After five days in a mountaintop cell, Davis was unceremoniously told, “You’re going to the United States.” Even though Venezuela had no extradition treaty with the U.S., and its president, Hugo Chavez, had a contentious relationship with then-President George W. Bush, Davis said his mercenary captors had made a deal and he was quickly flown to Miami and handed off to the U.S. Department of Homeland Security.

Meanwhile, under what he calls a “bogus” money-laundering charge, Venezuelan authorities seized Davis’ entire resort, put Mary Luz and her 94-year-old mother on the street, confiscated her wedding ring and took away everything that would move, all the way down to the light bulbs.

Looking back on his life on the lam and three marriages interrupted by the law, Davis said his greatest regret remained leaving those loves behind.

“I lost three perfectly good wives, that’s the truth,” he said. “I loved every one of them, but I lost them because of the wrong decisions. I struck out — three up and three down.”

After being sent to a federal prison that he described as “the Harvard of crime,” Davis spent months pounding a beat-up typewriter in its law library trying to recount his exploits.

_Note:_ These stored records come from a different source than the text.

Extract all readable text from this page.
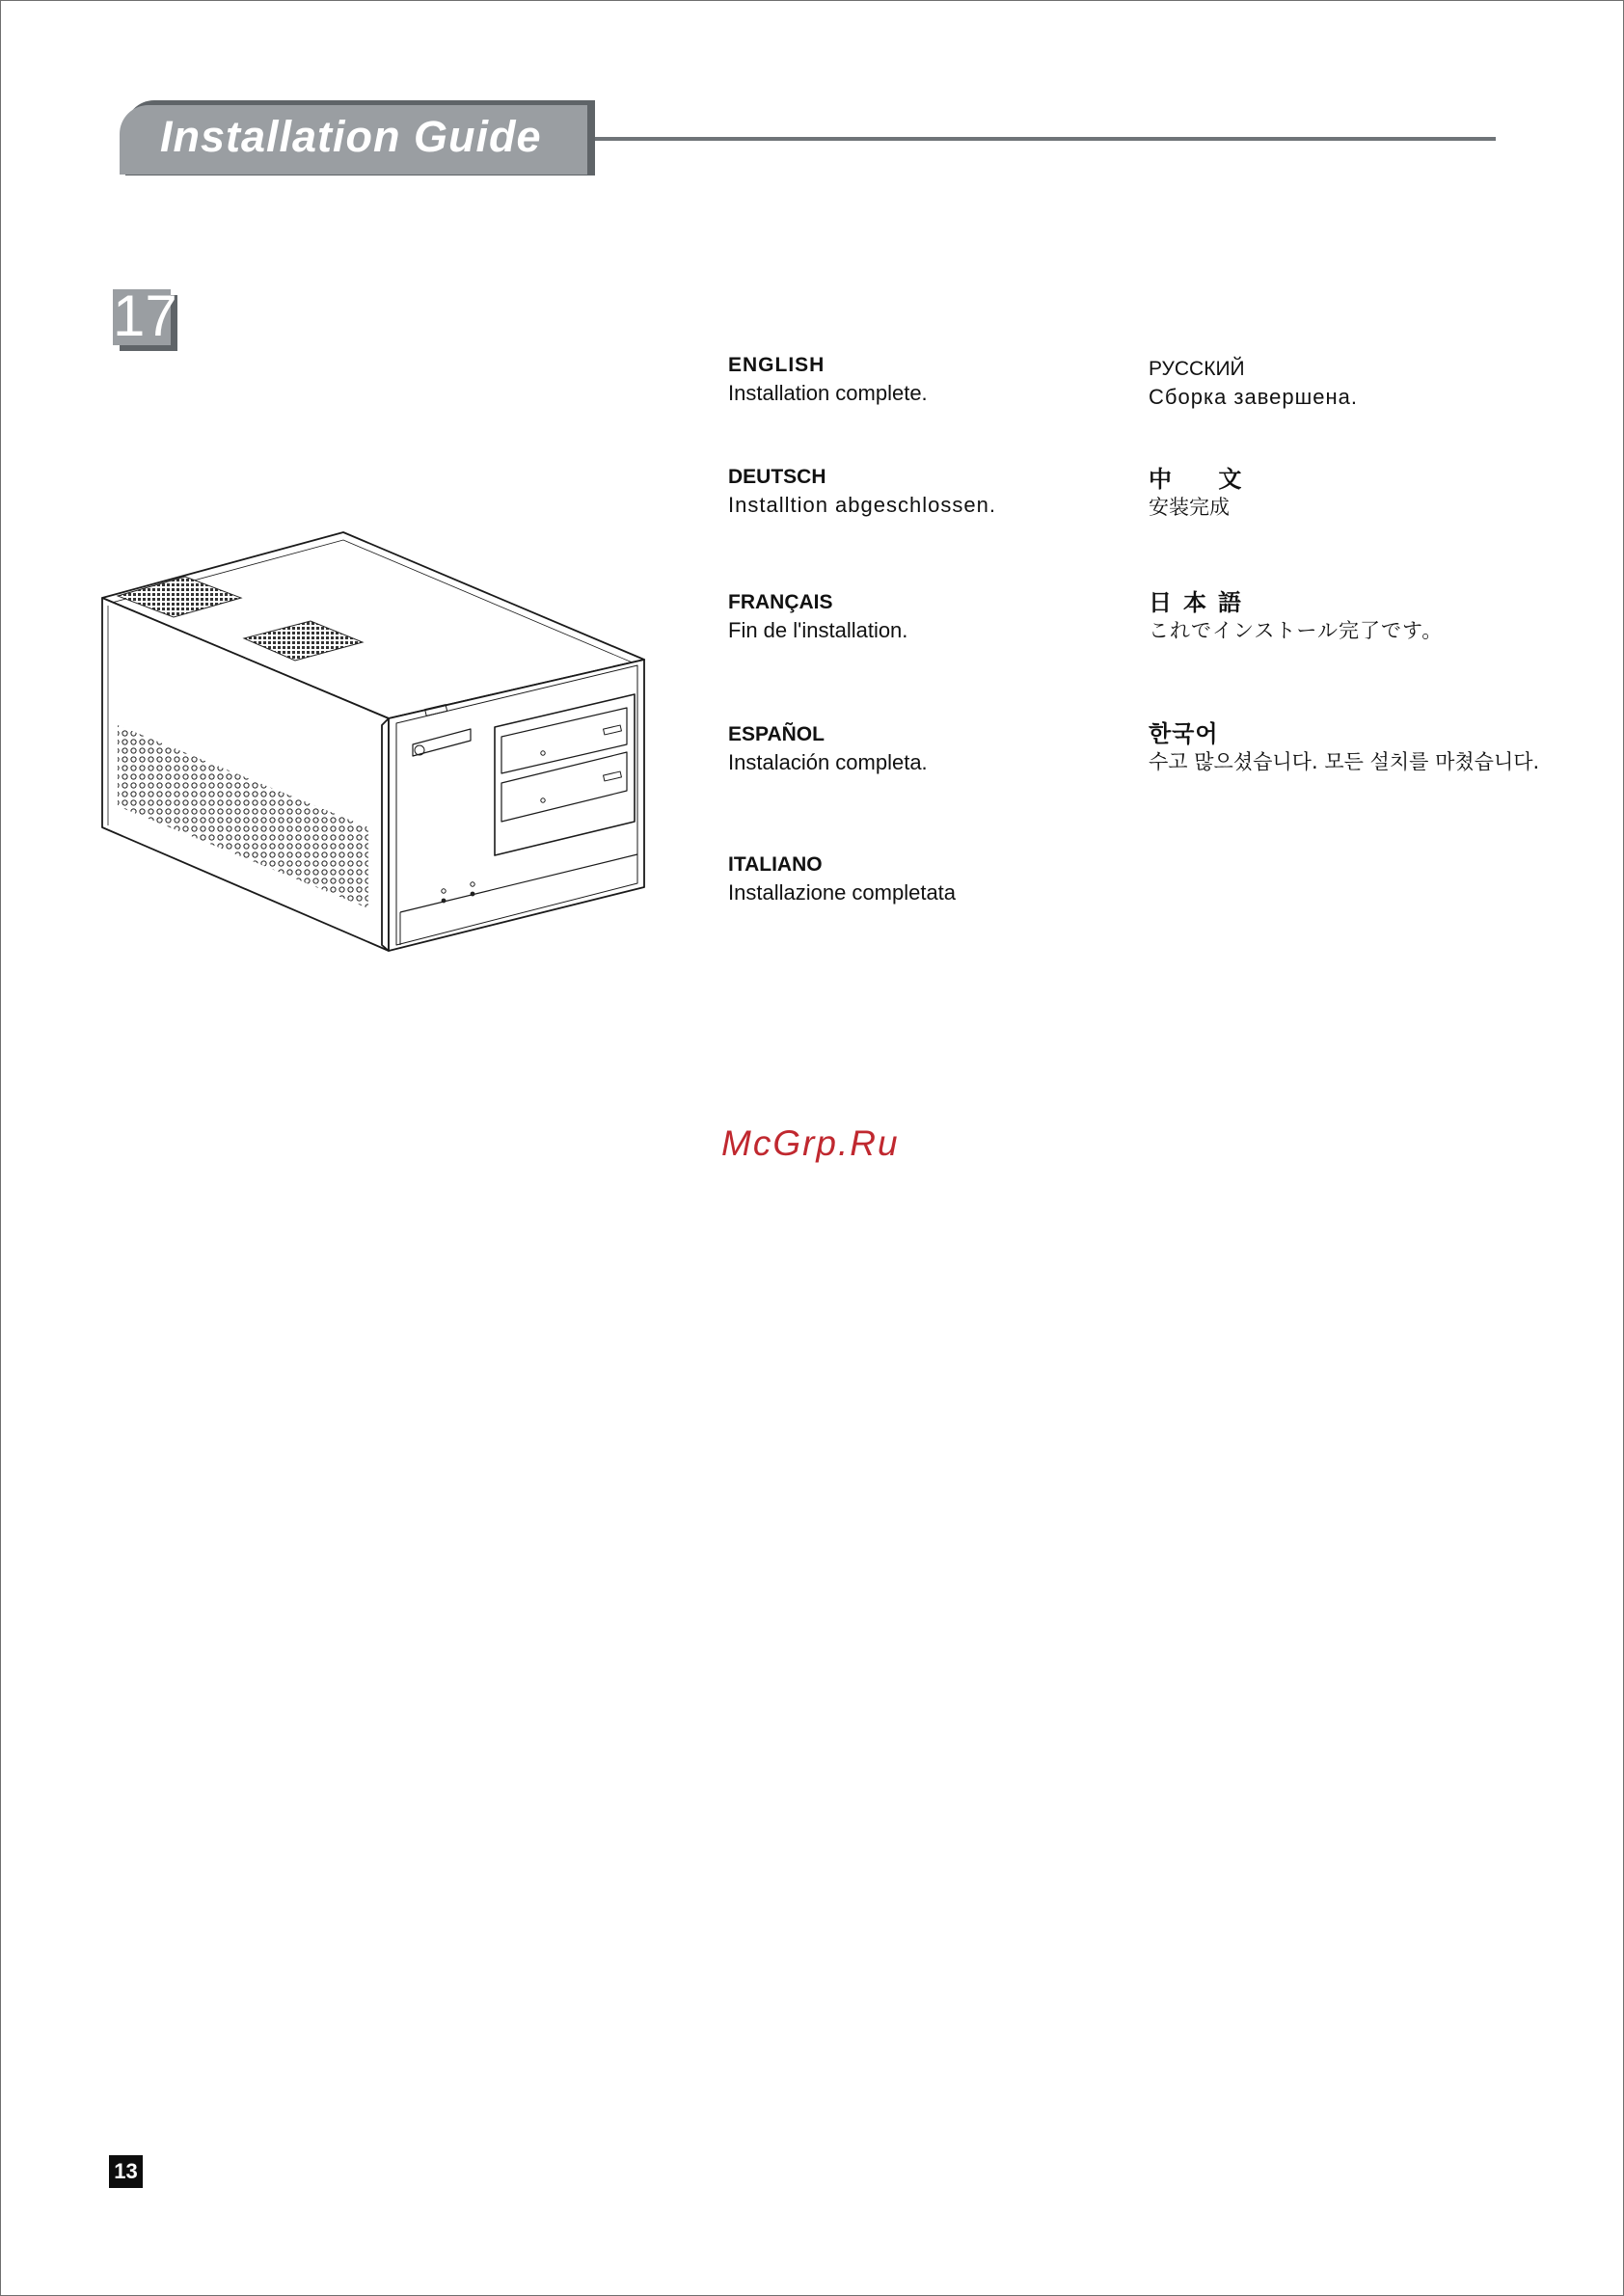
Installation Guide
17
ENGLISH
Installation complete.
DEUTSCH
Installtion abgeschlossen.
FRANÇAIS
Fin de l'installation.
ESPAÑOL
Instalación completa.
ITALIANO
Installazione completata
РУССКИЙ
Сборка завершена.
中 文
安装完成
日本語
これでインストール完了です。
한국어
수고 많으셨습니다. 모든 설치를 마쳤습니다.
McGrp.Ru
13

“I was afraid I’d forget it, and I was in a cell and I had time,” he said. “I met so many notorious people in federal prison, but none of them did the stuff I did.”

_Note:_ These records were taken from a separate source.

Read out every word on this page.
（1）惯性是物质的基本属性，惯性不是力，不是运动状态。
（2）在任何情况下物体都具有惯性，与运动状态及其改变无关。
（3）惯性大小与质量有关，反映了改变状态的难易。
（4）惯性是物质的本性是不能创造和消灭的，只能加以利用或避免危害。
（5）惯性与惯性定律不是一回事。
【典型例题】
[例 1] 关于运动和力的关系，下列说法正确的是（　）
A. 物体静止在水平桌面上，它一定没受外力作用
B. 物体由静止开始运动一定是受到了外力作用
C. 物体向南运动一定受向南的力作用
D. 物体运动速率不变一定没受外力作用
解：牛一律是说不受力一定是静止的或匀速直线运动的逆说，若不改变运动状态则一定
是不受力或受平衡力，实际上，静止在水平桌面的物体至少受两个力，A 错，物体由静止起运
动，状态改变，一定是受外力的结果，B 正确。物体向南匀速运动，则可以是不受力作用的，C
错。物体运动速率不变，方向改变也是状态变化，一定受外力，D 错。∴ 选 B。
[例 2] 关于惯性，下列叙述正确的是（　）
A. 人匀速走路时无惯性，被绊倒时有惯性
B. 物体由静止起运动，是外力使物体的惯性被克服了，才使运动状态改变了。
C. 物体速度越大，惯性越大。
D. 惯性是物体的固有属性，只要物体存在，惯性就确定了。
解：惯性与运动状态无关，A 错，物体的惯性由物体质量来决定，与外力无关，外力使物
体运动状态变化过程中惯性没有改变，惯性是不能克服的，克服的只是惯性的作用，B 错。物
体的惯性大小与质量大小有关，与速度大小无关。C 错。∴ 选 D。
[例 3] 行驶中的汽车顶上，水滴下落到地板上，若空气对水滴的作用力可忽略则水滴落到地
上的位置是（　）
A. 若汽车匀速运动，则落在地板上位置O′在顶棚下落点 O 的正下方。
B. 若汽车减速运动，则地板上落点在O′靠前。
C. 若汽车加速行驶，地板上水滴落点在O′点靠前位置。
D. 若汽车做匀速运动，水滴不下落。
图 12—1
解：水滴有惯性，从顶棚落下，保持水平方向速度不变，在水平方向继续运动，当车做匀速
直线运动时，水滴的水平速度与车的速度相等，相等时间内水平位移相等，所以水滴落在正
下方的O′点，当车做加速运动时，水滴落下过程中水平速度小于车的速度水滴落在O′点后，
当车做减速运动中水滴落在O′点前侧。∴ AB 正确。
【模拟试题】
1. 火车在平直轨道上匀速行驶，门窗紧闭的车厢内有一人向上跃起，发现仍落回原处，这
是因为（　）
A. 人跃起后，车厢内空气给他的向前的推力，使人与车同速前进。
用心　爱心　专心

When he was done, Davis had an 800-page manuscript, which his co-writer, Peter Conti, pared down to 500 pages. His publisher then weaned it to 300 pages.

Reliving life

Released from prison in October 2015, Davis will remain on probation through 2018 and laments that even after serving his time, he still needs to get a pass to travel to WalMart. Living in a one-bedroom apartment in Key West, where nearby bungalows start at $1 million, he says he’s adopted a simple lifestyle and continues to be grateful to friends and family who have stood by him.

“I’m playing some pickle ball, riding my bike, working out, trying to stay healthy and make up for all the years of things I missed,” he said. “It’s wonderful being a normal citizen. My past is fun talking about now, but when you spent so much time as an international fugitive from justice and looking over your shoulder, it’s not good.”